Citing the Global Trade Alert report, the ERIA policy brief said some Asean members have imposed other forms of NTMs, such as export prohibitions on essential goods like medical equipment and masks, in response to concerns about supply shortages.
“The uncertainty caused by the pandemic could force additional countries to apply more restrictive NTMs, which could become permanent if regional efforts do not monitor and control it. More restrictive NTMs increase the cost of inputs in the value chains for manufacturers,” it added.

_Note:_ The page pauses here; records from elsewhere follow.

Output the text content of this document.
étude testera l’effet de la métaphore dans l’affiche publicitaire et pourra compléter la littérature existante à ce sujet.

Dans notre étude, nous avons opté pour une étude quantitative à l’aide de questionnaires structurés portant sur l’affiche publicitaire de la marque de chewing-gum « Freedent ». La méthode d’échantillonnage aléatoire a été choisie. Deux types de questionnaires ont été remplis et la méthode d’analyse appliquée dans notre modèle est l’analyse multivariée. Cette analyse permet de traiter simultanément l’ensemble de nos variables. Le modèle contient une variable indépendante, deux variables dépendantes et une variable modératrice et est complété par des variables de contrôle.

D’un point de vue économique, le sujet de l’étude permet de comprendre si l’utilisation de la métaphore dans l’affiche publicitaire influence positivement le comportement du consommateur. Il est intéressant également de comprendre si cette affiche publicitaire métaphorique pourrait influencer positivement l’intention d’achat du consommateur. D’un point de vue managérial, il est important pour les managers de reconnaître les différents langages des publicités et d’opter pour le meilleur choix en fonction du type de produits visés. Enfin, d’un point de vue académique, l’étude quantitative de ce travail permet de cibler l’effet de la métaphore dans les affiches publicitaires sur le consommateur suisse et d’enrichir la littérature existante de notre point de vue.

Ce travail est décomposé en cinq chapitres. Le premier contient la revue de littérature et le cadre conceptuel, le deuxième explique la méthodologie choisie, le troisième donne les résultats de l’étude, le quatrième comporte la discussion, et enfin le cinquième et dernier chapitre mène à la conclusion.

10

The paper said the pandemic affects manufacturers operating in various sectors, especially those that are part of GVCs, and it may induce them to implement new strategies as they learn how to deal with the pandemic.
“The adoption of the technology of the Fourth Industrial Revolution [IR 4.0]—such as artificial intelligence, IoT [Internet of Things], automation, and robotics—gives manufacturing firms a better chance of rapidly increasing production when the economy recovers,” it said.
The paper further underscored the importance for Asean to have sustained connectivity within East and Southeast Asia to maintain the competitiveness of regional production networks.
“There is also an urgent need for workable mechanisms to facilitate public-private partnerships, as many countries are still in recovery mode after huge stimulus packages during the pandemic,” it said.